Anzitutto, non credo che ci sia un egemonia fascistoide tout court nel populismo, così come non credo – ma questo lo dicono tutti gli studiosi dell’argomento – che il populismo sia necessariamente il male assoluto. Al contrario è uno dei concetti che, seppur non nuovo, è molto utile per capire come funziona la politica contemporanea. Ed è stato questo l’intento con cui l’ho usato (tra l’altro, in una sua variante specifica) nel mio libro; senza però la pretesta di fare il politologo o di indicare strade da percorrere, perché non è il mio ruolo. In alcuni fenomeni di cui parlo c’è sicuramente una componente fascistoide, che a volte si limita a un «cappello» istituzionale e poco più, ma tenderei a essere il più preciso possibile nell’individuare le responsabilità politiche, i protagonisti e soprattutto la storia che c’è dietro a certi movimenti. Ma più in generale, direi la Storia (con la S maiuscola).
Torniamo a qualche anno fa. Tra il 2008 e il 2012, per fare due esempi secondo me calzanti, in Grecia e in Spagna ci sono state enormi mobilitazioni di massa che poi sono state (in parte) assorbite da partiti come Syriza e Podemos. In Italia, all’incirca nello stesso periodo, si era aperta una «finestra» in cui era possibile far entrare certi discorsi e certe rivendicazioni di sinistra. Poi, però, quella finestra si è subito chiusa. Perché? Per vari motivi, su tutti l’ascesa del Movimento 5 Stelle. Che è, a tutti gli effetti, un partito populista di massa; se mi si perdona l’eresia, si potrebbe persino dire che il M5S ha applicato quasi alla lettera la lezione di Ernesto Laclau.
Ricreare in laboratorio certe condizioni per tentare di instaurare un «ordine egemonico» di segno diverso da quello che c’è già, qui e ora, non vedo come possa funzionare: nei migliori dei casi è un’illusione paternalista, nella peggiore un’inutile rincorsa che non porta a nulla. Non si può prescindere da un’analisi rigorosa della realtà. Tra l’altro, non è necessariamente vero che il populismo sia la formula vincente. Come mi ha detto il politologo olandese Cas Mudde tempo fa, «nessun fenomeno politico è inarrestabile: molti paesi non hanno partiti populisti forti, e in molti altri i populisti sono una minoranza. Sono pochi i governi populisti».

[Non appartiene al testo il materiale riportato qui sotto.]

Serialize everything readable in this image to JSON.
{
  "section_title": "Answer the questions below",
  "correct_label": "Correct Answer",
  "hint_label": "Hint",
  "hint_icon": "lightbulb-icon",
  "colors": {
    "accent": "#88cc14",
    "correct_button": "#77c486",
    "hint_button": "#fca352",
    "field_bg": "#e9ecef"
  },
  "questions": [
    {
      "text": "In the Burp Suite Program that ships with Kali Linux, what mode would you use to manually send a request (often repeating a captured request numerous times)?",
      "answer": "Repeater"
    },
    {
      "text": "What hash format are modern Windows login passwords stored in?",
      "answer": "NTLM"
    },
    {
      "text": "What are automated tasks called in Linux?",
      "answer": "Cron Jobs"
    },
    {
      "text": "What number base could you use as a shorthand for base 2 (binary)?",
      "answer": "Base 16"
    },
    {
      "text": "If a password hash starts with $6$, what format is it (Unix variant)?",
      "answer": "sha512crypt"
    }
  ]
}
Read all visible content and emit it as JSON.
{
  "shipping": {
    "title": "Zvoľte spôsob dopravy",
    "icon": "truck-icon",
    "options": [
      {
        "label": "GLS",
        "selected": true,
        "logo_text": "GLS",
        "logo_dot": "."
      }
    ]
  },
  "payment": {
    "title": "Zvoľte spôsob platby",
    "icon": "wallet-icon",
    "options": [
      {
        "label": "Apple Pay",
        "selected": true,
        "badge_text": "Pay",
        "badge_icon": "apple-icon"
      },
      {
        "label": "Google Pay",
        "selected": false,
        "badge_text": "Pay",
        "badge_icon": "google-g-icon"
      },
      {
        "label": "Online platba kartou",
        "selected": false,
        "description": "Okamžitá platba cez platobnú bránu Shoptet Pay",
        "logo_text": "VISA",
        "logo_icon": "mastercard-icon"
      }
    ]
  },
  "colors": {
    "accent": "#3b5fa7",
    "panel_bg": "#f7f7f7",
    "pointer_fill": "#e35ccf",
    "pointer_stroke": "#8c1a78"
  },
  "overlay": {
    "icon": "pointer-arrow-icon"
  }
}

Per finire: se adesso in Italia siamo di fronte a questa situazione, è perché – molto banalmente – il corso della storia in questo paese è andato in una certa direzione. Quando si aprirà un altro ciclo, perché prima o poi si aprirà, la sinistra non dovrà trovarsi impreparata. O meglio: dovrà essersi già immaginata quel futuro alternativo.